Much of the interest in Israeli baseball has come from fans and aspiring players in the U.S. Israeli players have started to gain more of a foothold in Major League Baseball recently — Orioles pitcher Dean Kremer and former catcher Ryan Lavarnway are both dual citizens who also played for Team Israel during past World Baseball Classics. Last year, MLB signed its first-ever Israeli-born baseball player, Assaf Lowengart, who previously competed in the 2020 Olympics.

“When baseball became popular in places like Venezuela and the Dominican Republic and Japan, it wasn’t because an organization made it happen. It comes up from the bottom rather than from the top down,” explained Nate Fish, IBA’s CEO and a coach for Israel’s national baseball program. “Part of it is being a cultural fit, and we haven’t found that same cultural fit in Israel.
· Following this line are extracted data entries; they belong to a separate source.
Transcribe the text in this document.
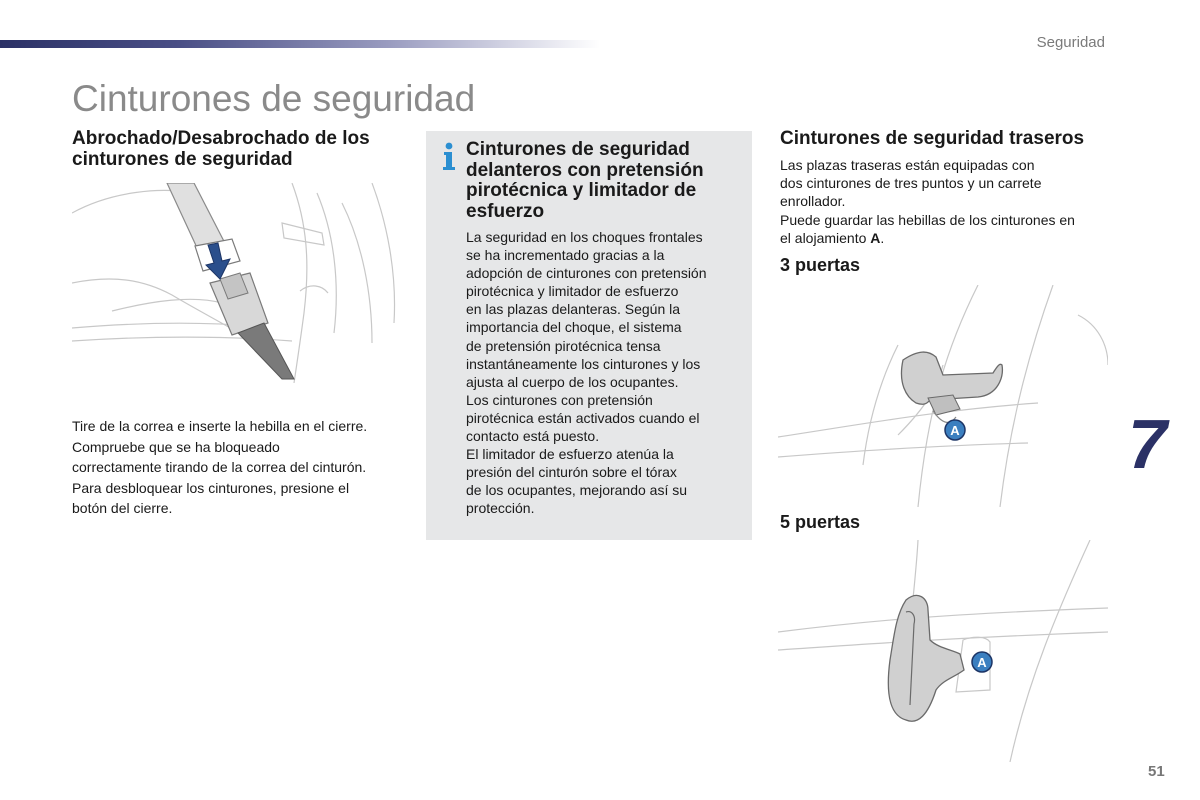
Seguridad
Cinturones de seguridad
Abrochado/Desabrochado de los cinturones de seguridad

Tire de la correa e inserte la hebilla en el cierre.

Compruebe que se ha bloqueado

correctamente tirando de la correa del cinturón.

Para desbloquear los cinturones, presione el

botón del cierre.

Cinturones de seguridad delanteros con pretensión pirotécnica y limitador de esfuerzo

La seguridad en los choques frontales

se ha incrementado gracias a la

adopción de cinturones con pretensión

pirotécnica y limitador de esfuerzo

en las plazas delanteras. Según la

importancia del choque, el sistema

de pretensión pirotécnica tensa

instantáneamente los cinturones y los

ajusta al cuerpo de los ocupantes.

Los cinturones con pretensión

pirotécnica están activados cuando el

contacto está puesto.

El limitador de esfuerzo atenúa la

presión del cinturón sobre el tórax

de los ocupantes, mejorando así su

protección.

Cinturones de seguridad traseros

Las plazas traseras están equipadas con

dos cinturones de tres puntos y un carrete

enrollador.

Puede guardar las hebillas de los cinturones en

el alojamiento A.

3 puertas
A
5 puertas
A
7
51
But the secret to getting baseball popular is this sort of grassroots cultural movement, and a big part of that is having role models and stars to look up to.”

While the events of Oct. 7 ramped up the importance of IBA’s mission, the organization has been in development for several years. The Israel Association of Baseball is largely run by volunteers who have other commitments, so there was a need for U.S.-based athletes and sports executives to step in and help sustain the sport outside of the Olympics and the World Baseball Classic.

Part of IBA’s plans include creating baseball-centric summer camps for children and teenagers interested in playing high school and college-level baseball. Many of these efforts, as well as ones intended to train professional players, will be facilitated by American baseball players and coaches. IBA’s leadership includes several familiar names, such as former second baseman Ian Kinsler, former Red Sox player Kevin Youkilis and Israeli pitcher Shlomo Lipetz.

IBA is also focused on merchandising, as Israeli baseball-related merch has been successful in terms of sales. When Team Israel had its surprisingly successful run at the World Baseball Classic in 2017, they were the only country that completely sold out of the merchandise they had brought to sell. Establishing a dedicated merchandise line to capitalize on that success is another one of IBA’s goals.

Fish and Gladstone, along with IBA’s board, are currently in conversation with USA Baseball, a U.S.-based organization with a similar goal of growing baseball’s popularity in the United States.

“They want to see us successful, so we’re going to emulate what they do on a year-round basis,” Gladstone said. “If at some point, someone has a passion for the game, and playing isn’t in the cards for them, then we want to help them, through our relationships, find something that they are passionate about within the game of baseball that they can potentially start a career with.”

While they opened their doors on March 18, IBA will be officially rolling out its programs and merchandise on April 2.

“We’d like to have one large community of players both in Israel and in the States, all housed under one roof,” Fish said.